President Barack Obama says marijuana users not a high priority

WASHINGTON - President Obama said recreational users of marijuana in Colorado and Washington should not be a "top priority" of federal law enforcement officials prosecuting the war on drugs.

"We've got bigger fish to fry," Obama said in an exclusive interview with ABC News' Barbara Walters.

"It would not make sense for us to see a top priority as going after recreational users in states that have determined that it's legal," he said, invoking the same approach taken toward users of medicinal marijuana in 18 states where it's legal.

Obama's comments on marijuana are his first following Colorado and Washington voters' approval of Nov. 7 ballot measures that legalize the recreational use and sale of pot in defiance of federal law.

Colorado governor John Hickenlooper signed an executive order on Monday making Amendment 64 part of the state's constitution. It was a procedural step that means marijuana is effectively legal for recreational use in Colorado. Adults over 21 may now possess up to an ounce of marijuana, or six plants. However, it is still illegal under state law to buy or sell marijuana in any quantity or to consume it in public.

Marijuana, or cannabis, remains classified under the Controlled Substances Act as a Schedule I narcotic whose cultivation, distribution, possession and use are criminal acts. It's in the same category as heroin, LSD and "Ecstasy," all deemed to have high potential for abuse, ABC News reported.

"This is a tough problem, because Congress has not yet changed the law," Obama said. "I head up the executive branch; we're supposed to be carrying out laws. And so what we're going to need to have is a conversation about, How do you reconcile a federal law that still says marijuana is a federal offense and state laws that say that it's legal?"

The president said he has asked Attorney General Eric Holder and the Justice Department to examine the legal questions surrounding conflicting state and federal laws on drugs.

"There are a number of issues that have to be considered, among them the impact that drug usage has on young people, [and] we have treaty obligations with nations outside the United States," Holder said Wednesday of the review underway.

Colorado congresswoman Diane DeGette (D) has introduced new federal legislation that would allow states to pass their own laws on controlled substances.

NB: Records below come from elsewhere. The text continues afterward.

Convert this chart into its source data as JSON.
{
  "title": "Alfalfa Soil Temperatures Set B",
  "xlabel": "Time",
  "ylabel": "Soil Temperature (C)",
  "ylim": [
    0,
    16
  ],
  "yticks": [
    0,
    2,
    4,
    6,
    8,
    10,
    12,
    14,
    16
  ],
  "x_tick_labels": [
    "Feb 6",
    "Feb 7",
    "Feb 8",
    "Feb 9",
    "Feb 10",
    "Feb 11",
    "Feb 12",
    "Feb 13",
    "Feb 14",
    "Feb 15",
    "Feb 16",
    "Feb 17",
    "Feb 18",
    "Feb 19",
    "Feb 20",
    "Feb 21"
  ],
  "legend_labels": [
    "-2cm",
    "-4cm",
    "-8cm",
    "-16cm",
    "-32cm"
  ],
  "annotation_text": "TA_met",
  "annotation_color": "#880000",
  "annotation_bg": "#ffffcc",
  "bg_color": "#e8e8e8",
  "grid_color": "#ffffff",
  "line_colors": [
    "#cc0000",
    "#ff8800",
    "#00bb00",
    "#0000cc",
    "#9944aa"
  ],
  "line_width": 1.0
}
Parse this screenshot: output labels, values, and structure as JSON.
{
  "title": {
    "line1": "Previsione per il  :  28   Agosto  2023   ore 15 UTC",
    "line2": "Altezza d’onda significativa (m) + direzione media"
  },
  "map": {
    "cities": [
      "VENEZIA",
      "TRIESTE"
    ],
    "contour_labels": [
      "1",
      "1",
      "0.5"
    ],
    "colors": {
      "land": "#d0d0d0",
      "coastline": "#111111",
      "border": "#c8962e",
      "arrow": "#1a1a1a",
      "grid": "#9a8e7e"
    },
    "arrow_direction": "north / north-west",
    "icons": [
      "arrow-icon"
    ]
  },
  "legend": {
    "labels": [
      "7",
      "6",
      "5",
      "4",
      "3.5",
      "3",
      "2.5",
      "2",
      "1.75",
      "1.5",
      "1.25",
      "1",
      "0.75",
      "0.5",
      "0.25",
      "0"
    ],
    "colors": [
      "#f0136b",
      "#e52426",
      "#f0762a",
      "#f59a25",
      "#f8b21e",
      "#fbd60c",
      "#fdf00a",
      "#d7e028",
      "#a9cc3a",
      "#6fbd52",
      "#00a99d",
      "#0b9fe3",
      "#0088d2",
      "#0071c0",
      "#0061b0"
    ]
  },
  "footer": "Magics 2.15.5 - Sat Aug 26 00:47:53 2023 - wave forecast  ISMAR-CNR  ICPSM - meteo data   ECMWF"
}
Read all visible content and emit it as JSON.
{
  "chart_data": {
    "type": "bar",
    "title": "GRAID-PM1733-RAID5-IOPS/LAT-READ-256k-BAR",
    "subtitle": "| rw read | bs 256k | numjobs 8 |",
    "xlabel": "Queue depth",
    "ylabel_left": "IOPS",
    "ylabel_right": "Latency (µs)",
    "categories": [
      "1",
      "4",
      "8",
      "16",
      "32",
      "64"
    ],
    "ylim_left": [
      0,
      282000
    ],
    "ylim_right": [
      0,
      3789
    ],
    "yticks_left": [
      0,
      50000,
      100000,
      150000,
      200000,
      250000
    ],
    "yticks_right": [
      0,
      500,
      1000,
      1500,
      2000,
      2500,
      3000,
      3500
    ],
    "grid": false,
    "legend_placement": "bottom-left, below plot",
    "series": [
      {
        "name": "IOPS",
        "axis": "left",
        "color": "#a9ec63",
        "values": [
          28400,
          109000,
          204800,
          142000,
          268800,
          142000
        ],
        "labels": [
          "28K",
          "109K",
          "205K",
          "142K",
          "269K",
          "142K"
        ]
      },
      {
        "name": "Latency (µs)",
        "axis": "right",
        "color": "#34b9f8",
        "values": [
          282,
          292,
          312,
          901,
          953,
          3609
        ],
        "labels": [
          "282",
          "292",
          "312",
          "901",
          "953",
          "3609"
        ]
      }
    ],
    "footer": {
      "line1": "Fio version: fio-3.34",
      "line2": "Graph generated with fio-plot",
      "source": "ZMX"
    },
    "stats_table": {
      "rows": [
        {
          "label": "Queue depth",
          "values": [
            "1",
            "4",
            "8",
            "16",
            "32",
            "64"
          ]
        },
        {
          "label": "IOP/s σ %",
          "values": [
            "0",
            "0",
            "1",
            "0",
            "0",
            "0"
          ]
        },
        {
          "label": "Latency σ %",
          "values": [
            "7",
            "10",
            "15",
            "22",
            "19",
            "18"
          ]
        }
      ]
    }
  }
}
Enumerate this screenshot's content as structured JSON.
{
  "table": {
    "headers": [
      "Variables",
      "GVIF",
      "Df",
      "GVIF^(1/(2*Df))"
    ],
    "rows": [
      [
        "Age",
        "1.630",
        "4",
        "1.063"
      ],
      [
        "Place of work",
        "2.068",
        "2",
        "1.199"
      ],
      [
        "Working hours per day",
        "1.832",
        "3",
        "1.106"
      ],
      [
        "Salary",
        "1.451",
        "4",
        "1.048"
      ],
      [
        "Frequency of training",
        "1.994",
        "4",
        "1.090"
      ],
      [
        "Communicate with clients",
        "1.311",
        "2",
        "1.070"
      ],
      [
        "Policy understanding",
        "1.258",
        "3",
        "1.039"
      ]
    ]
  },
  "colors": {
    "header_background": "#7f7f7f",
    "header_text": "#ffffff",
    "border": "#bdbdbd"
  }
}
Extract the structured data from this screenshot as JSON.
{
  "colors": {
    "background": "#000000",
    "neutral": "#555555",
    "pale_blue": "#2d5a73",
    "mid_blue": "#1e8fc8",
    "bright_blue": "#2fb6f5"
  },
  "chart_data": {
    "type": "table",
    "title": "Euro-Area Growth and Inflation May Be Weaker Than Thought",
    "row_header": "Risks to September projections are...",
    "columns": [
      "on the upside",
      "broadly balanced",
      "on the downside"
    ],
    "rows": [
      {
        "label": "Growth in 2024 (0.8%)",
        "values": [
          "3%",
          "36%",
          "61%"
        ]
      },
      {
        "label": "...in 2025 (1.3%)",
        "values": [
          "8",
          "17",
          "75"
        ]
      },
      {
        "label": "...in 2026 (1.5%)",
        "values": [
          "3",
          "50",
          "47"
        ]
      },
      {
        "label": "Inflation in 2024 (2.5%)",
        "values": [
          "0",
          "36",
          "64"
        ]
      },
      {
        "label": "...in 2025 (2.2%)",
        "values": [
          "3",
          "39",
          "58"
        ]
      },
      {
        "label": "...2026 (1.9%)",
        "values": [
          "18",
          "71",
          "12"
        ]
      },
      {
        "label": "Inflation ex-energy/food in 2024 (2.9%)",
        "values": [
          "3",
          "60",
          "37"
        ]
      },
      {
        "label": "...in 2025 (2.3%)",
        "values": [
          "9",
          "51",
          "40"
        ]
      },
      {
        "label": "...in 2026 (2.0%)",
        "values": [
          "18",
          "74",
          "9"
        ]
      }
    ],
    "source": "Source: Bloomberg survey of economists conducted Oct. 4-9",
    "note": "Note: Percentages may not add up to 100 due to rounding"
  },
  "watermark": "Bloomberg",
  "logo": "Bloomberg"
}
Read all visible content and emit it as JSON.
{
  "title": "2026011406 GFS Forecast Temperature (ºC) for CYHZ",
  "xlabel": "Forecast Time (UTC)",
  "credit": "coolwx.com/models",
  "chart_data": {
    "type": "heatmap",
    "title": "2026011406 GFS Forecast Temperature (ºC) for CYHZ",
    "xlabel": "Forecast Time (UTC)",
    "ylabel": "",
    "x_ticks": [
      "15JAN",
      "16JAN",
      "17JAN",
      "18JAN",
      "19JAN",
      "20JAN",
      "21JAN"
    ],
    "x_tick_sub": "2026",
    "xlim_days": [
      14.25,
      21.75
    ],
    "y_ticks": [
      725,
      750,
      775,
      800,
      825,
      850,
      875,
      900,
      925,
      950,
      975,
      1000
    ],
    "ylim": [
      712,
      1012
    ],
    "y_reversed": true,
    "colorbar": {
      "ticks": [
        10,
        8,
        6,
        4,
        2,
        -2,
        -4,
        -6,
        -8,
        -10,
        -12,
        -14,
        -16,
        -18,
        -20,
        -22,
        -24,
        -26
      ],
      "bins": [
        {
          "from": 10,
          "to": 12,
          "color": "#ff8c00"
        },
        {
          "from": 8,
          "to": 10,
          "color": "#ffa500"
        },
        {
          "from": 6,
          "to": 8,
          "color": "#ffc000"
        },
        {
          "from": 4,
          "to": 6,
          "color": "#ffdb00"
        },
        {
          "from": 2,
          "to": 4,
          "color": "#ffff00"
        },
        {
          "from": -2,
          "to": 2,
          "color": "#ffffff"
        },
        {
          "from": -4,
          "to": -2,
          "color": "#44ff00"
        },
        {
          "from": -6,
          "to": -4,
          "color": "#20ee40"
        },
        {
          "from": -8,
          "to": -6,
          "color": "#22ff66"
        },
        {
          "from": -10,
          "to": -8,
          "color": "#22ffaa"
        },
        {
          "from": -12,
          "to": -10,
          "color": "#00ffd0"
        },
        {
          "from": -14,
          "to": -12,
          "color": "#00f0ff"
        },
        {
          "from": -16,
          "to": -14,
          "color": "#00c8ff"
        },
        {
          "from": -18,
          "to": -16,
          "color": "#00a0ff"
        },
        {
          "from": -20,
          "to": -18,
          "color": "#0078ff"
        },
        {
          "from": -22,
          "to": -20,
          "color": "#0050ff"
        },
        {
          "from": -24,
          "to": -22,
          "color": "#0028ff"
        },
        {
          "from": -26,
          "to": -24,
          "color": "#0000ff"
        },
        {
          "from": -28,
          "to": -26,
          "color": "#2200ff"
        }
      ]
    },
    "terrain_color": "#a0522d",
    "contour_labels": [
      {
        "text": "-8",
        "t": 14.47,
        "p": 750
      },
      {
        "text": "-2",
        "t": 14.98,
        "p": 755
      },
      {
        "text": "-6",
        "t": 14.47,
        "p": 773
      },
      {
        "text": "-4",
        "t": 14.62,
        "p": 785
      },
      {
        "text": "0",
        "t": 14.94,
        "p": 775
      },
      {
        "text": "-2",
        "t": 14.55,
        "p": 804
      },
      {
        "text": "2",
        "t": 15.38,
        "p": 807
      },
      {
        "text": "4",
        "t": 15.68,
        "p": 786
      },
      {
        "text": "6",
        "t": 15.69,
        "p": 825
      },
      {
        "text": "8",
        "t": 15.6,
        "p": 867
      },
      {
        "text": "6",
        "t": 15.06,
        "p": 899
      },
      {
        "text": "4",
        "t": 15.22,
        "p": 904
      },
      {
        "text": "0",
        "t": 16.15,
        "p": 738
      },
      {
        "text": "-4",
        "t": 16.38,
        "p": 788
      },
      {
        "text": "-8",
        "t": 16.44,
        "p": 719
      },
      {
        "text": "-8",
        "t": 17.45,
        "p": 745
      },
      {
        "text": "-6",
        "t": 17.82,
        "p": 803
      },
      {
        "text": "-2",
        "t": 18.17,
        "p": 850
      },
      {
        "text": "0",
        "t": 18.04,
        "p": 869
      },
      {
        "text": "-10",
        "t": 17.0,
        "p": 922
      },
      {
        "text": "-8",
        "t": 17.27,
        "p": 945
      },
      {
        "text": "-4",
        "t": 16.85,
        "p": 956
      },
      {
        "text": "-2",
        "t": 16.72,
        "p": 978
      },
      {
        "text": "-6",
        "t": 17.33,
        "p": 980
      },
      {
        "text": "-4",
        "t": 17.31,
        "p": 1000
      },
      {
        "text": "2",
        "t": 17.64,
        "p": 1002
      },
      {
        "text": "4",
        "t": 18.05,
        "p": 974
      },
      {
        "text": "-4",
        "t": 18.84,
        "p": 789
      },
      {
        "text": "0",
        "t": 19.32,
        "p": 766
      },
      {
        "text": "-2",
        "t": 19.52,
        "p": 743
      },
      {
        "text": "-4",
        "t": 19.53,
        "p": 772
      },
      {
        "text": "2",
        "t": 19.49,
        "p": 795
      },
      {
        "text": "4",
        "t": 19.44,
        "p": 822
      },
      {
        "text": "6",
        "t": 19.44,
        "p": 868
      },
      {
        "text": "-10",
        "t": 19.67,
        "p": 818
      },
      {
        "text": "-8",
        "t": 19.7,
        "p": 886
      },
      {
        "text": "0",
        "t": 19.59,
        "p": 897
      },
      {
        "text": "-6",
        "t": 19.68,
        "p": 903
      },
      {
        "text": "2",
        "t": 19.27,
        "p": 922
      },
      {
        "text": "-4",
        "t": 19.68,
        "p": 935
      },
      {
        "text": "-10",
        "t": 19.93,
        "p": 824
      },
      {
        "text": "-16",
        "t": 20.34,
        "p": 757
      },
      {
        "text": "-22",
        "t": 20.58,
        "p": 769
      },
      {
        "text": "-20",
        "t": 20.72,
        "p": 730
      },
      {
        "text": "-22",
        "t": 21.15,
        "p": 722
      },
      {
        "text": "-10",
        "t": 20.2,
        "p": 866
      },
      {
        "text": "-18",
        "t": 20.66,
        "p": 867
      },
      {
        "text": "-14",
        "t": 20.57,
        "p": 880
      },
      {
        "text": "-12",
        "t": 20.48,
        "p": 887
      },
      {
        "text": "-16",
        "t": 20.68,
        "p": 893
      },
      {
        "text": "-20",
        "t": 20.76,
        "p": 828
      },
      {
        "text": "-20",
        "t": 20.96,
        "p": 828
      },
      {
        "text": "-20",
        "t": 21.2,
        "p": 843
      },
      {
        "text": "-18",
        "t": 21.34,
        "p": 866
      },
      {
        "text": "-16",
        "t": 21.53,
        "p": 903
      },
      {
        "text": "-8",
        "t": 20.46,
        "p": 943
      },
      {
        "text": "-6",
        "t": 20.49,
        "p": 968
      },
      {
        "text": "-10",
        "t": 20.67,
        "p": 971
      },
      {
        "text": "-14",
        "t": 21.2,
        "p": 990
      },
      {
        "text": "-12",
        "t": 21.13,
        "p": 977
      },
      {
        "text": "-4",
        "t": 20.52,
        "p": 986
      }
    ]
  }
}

DeGette said the Respect States' and Citizens' Rights Act would ensure that state laws regarding marijuana will not be preempted by the federal government.

Colorado's Republican Attorney General has promised to help implement the pro-marijuana law passed by Colorado voters.

"Despite my strongly held belief that the 'legalization' of marijuana on a state level is very bad public policy, voters can be assured that the Attorney General’s Office will move forward in assisting the pertinent executive branch agencies to implement this new provision in the Colorado Constitution," Attorney General John Suthers said in a statement.

Suthers said he would ask the United States Department of Justice to make known its intentions regarding prosecution of activities sanctioned by Amendment 64, particularly large wholesale grow operations.

As a politician, Obama has always opposed legalizing marijuana and downplayed his personal history with the substance.

Obama wrote in his 1995 memoir, "Dreams from My Father," that he would smoke pot regularly with his high school buddies who formed a "club of disaffection."

"There are a bunch of things I did that I regret when I was a kid," Obama told Walters. "My attitude is, substance abuse generally is not good for our kids, not good for our society.

"I want to discourage drug use," he added.